“Give yourself positive cues such as “I can do this” to push past what you think is possible,” says Gervais. For a less intense, more mindful practice, follow the breath cues between each exercise. For a more intense routine, skip them. Run through the following sequence once as a movement prep for another workout or for a physical reset. Do it twice to work up a sweat.
Targets: Core, glutes, and balance and prepares brain and body for exercise
Start on all fours. Lift and stretch your left arm forward and your right leg back, keeping a neutral spine. Hold for one breath. Then reach your right leg to the right keeping it in the same line as your hip. Simultaneously reach your left arm to the left, keeping it in the same line as your shoulder. Hold for one breath, then reverse the movement to return to start. Repeat on the other side. Do both sides two times.
Breathe in child’s pose for 30 to 60 seconds.
Targets: Shoulders, legs, core, and neuroplasticity (encouraging new brain and fascia connections)
Stand with your legs wider than hip-width apart. While shifting your body weight as far as you can side to side, reach your hands to your feet, or to the wall, or ceiling. Reach your arms in as many different directions and in as many different speeds as you can for 2 to 3 minutes. There’s no rhyme or reason to the changes, it should be random.
Breathe while standing tall, closing eyes with hands on chest, for 30 to 60 seconds.
Targets: Legs, glutes, and willpower
Stand with feet shoulder-width apart, with toes either pointing straight forward or slightly turned out. Bend your knees into a deep squat. Press through your heels to stand, and then immediately step back into a reverse lunge first on one side, then the other. Continue alternating for 90 seconds. See if you can slow down the movement, avoiding the tendency to bounce. Stay aware of your footprint on the ground, and the balance it takes to step backward slowly.
Breathe while standing with eyes closed, both hands on diaphragm, for 30 to 60 seconds.
Targets: Agility and concentration
Fold your mat into a square. Starting anywhere, run clockwise around the mat once, returning to the spot where you started. Then run the opposite direction twice, returning to where you started. Count upwards with each lap, counting as high as possible in 90 seconds. If you lose count, start over.
Breathe while standing with eyes closed and hands on low belly for 30 to 60 seconds.
Targets: Core and shoulders
Get into a push-up position. Bend your elbows to lower halfway to the ground, simultaneously drawing one knee in toward your tricep as you lower. As you press back up, return both legs to push-up position. Repeat on the other side. Continue alternating, slow and controlled, for 90 seconds.

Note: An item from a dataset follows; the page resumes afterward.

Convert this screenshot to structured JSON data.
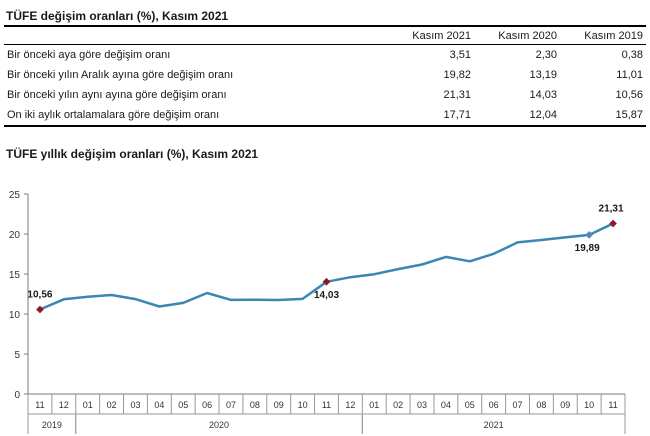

Breath with eyes closed while sitting on knees and heels (or easy cross legged position) for 30-60 seconds.
Targets: Agility and concentration
Fold your mat into a square. Stand at one corner and then leap diagonally across the mat to reach one hand to opposite corner. Immediately hop across the mat sideways, then immediately diagonally to the opposite corner. Continue for 90 seconds, making “X” patterns on the mat as you go.
Breathe in a low squat with eyes closed, hands crossing the body to grab opposite shoulders, for 30 to 60 seconds.
Targets: Back muscles, balance, and stamina
Stand tall and plant your weight into one foot. Extend the opposite leg back, reaching the arms forward and leaning forward until your body makes a “T” shape. Hold for 30 seconds. Repeat on the other leg, moving slowly and controlled, and breathing fully.
Breathe while standing with eyes closed, hands at diaphragm, for 30 to 60 seconds.
Targets: The parasympathetic nervous system and recovery
Stand tall with your arms outstretched into a V shape. Take 3 deep breaths, feeling victorious.
Finish by laying on your back and focus on breathing deeply into your stomach for 3 to 5 minutes (or more).